Alexander the ‘Great’ is the archetype of the unreflective ‘See thing; hit thing with stick’ man of action, of the ‘Must do something; this is something; therefore must do it’ politician. He makes Homeric heroes look introverted and sensitive. He is celebrated, and certainly celebrated himself, for having Done Things that others counselled against or considered impossible, turning the world upside down for the sake of his own inflated ego, without any concern for the consequences. He Thought Outside The Box, and the Gordian Knot has become the go-to metaphor (as a quick Google will demonstrate) for any problem that looks complex and nigh-on insoluble – or so those ivory-tower ‘experts’ will try to tell you – that actually just needs some decisive action from a proper Man Of Action to slice away all the unnecessary nuance, ambiguity and qualifications.
This is such a terrible model for anything, and yet it’s incredibly powerful: the idea that complexity only appears to be a problem to those who think too much, and can actually be disposed of in an instant of decisiveness. The Gordian Knot feeds into the legend of Alexander the Prat, and his military successes legitimise taking his actions as exemplary leadership. It’s the dream of politicians, and of the popular media: a world that really is simple, if only we could cut through the nonsense propagated by those who have an interest in making it seem complicated. Brexit Means Brexit; all we need to do is leave Europe and everything will fall into place; the refugee problem can be solved with a firmer hand; build a wall; and so forth.
The obvious points: there was no need to do anything to the Gordian Knot in the first place, beyond Alexander’s restless desire to Do Things; even if there had been a solid reason, it can easily be argued that he’d missed the point completely by cheating; and solving problems by destroying the object of puzzlement is rarely without consequences. Put another way; this sort of thinking – not exactly magical thinking, though it’s clearly allied to it – is precisely what makes politicians dangerous; Alexandrian Leadership is at best futile (because most problems in the Real World are resistant to being hit with a sword) and more often destructive, both because hitting things with a sword often makes them worse and because it reflects and encourages a general reluctance to accept that the world is complex and things are difficult – and that experts may know what they’re talking about.

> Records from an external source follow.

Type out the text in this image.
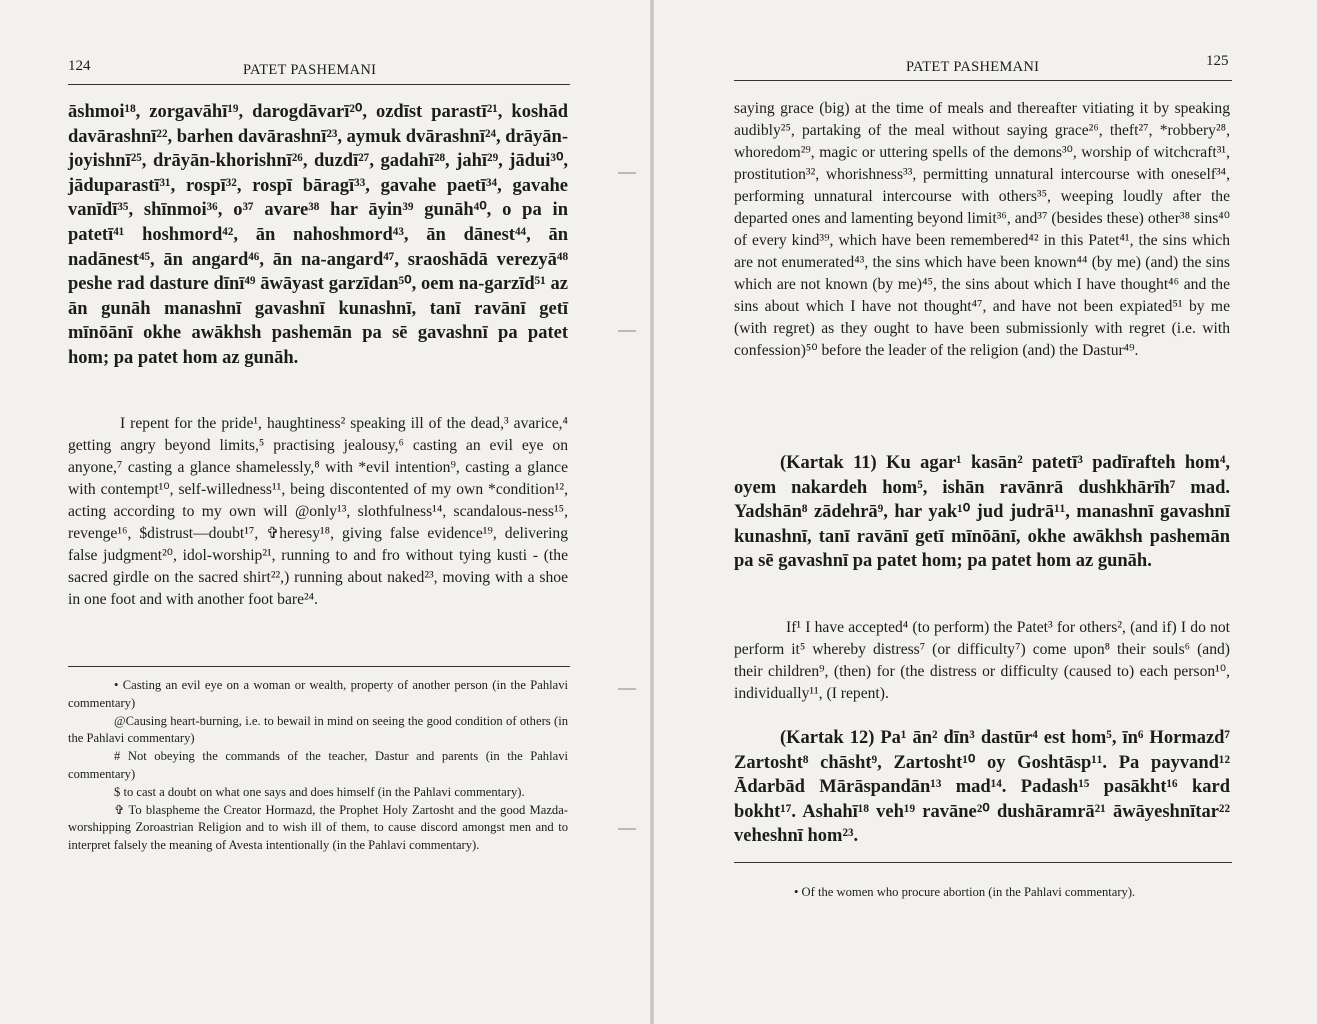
124	PATET PASHEMANI

āshmoi¹⁸, zorgavāhī¹⁹, darogdāvarī²⁰, ozdīst parastī²¹, koshād davārashnī²², barhen davārashnī²³, aymuk dvārashnī²⁴, drāyān-joyishnī²⁵, drāyān-khorishnī²⁶, duzdī²⁷, gadahī²⁸, jahī²⁹, jādui³⁰, jāduparastī³¹, rospī³², rospī bāragī³³, gavahe paetī³⁴, gavahe vanīdī³⁵, shīnmoi³⁶, o³⁷ avare³⁸ har āyin³⁹ gunāh⁴⁰, o pa in patetī⁴¹ hoshmord⁴², ān nahoshmord⁴³, ān dānest⁴⁴, ān nadānest⁴⁵, ān angard⁴⁶, ān na-angard⁴⁷, sraoshādā verezyā⁴⁸ peshe rad dasture dīnī⁴⁹ āwāyast garzīdan⁵⁰, oem na-garzīd⁵¹ az ān gunāh manashnī gavashnī kunashnī, tanī ravānī getī mīnōānī okhe awākhsh pashemān pa sē gavashnī pa patet hom; pa patet hom az gunāh.

I repent for the pride¹, haughtiness² speaking ill of the dead,³ avarice,⁴ getting angry beyond limits,⁵ practising jealousy,⁶ casting an evil eye on anyone,⁷ casting a glance shamelessly,⁸ with *evil intention⁹, casting a glance with contempt¹⁰, self-willedness¹¹, being discontented of my own *condition¹², acting according to my own will @only¹³, slothfulness¹⁴, scandalous-ness¹⁵, revenge¹⁶, $distrust—doubt¹⁷, ✞heresy¹⁸, giving false evidence¹⁹, delivering false judgment²⁰, idol-worship²¹, running to and fro without tying kusti - (the sacred girdle on the sacred shirt²²,) running about naked²³, moving with a shoe in one foot and with another foot bare²⁴.

• Casting an evil eye on a woman or wealth, property of another person (in the Pahlavi commentary)

@Causing heart-burning, i.e. to bewail in mind on seeing the good condition of others (in the Pahlavi commentary)

# Not obeying the commands of the teacher, Dastur and parents (in the Pahlavi commentary)

$ to cast a doubt on what one says and does himself (in the Pahlavi commentary).

✞ To blaspheme the Creator Hormazd, the Prophet Holy Zartosht and the good Mazda-worshipping Zoroastrian Religion and to wish ill of them, to cause discord amongst men and to interpret falsely the meaning of Avesta intentionally (in the Pahlavi commentary).

PATET PASHEMANI	125

saying grace (big) at the time of meals and thereafter vitiating it by speaking audibly²⁵, partaking of the meal without saying grace²⁶, theft²⁷, *robbery²⁸, whoredom²⁹, magic or uttering spells of the demons³⁰, worship of witchcraft³¹, prostitution³², whorishness³³, permitting unnatural intercourse with oneself³⁴, performing unnatural intercourse with others³⁵, weeping loudly after the departed ones and lamenting beyond limit³⁶, and³⁷ (besides these) other³⁸ sins⁴⁰ of every kind³⁹, which have been remembered⁴² in this Patet⁴¹, the sins which are not enumerated⁴³, the sins which have been known⁴⁴ (by me) (and) the sins which are not known (by me)⁴⁵, the sins about which I have thought⁴⁶ and the sins about which I have not thought⁴⁷, and have not been expiated⁵¹ by me (with regret) as they ought to have been submissionly with regret (i.e. with confession)⁵⁰ before the leader of the religion (and) the Dastur⁴⁹.

(Kartak 11) Ku agar¹ kasān² patetī³ padīrafteh hom⁴, oyem nakardeh hom⁵, ishān ravānrā dushkhārīh⁷ mad. Yadshān⁸ zādehrā⁹, har yak¹⁰ jud judrā¹¹, manashnī gavashnī kunashnī, tanī ravānī getī mīnōānī, okhe awākhsh pashemān pa sē gavashnī pa patet hom; pa patet hom az gunāh.

If¹ I have accepted⁴ (to perform) the Patet³ for others², (and if) I do not perform it⁵ whereby distress⁷ (or difficulty⁷) come upon⁸ their souls⁶ (and) their children⁹, (then) for (the distress or difficulty (caused to) each person¹⁰, individually¹¹, (I repent).

(Kartak 12) Pa¹ ān² dīn³ dastūr⁴ est hom⁵, īn⁶ Hormazd⁷ Zartosht⁸ chāsht⁹, Zartosht¹⁰ oy Goshtāsp¹¹. Pa payvand¹² Ādarbād Mārāspandān¹³ mad¹⁴. Padash¹⁵ pasākht¹⁶ kard bokht¹⁷. Ashahī¹⁸ veh¹⁹ ravāne²⁰ dushāramrā²¹ āwāyeshnītar²² veheshnī hom²³.

• Of the women who procure abortion (in the Pahlavi commentary).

I was delighted to discover that this isn’t a new idea; in a lecture of 1957, Albert Camus depicted the history of the twentieth century up to that point as the violent cutting of the intricate knot of civilisation by the sword of totalitarian and populist politics. We need, he argued, to re-tie the knot, not just to accept that everything is intertwined but to celebrate this; we need anti-Alexanders. Absolutely; and now more than ever.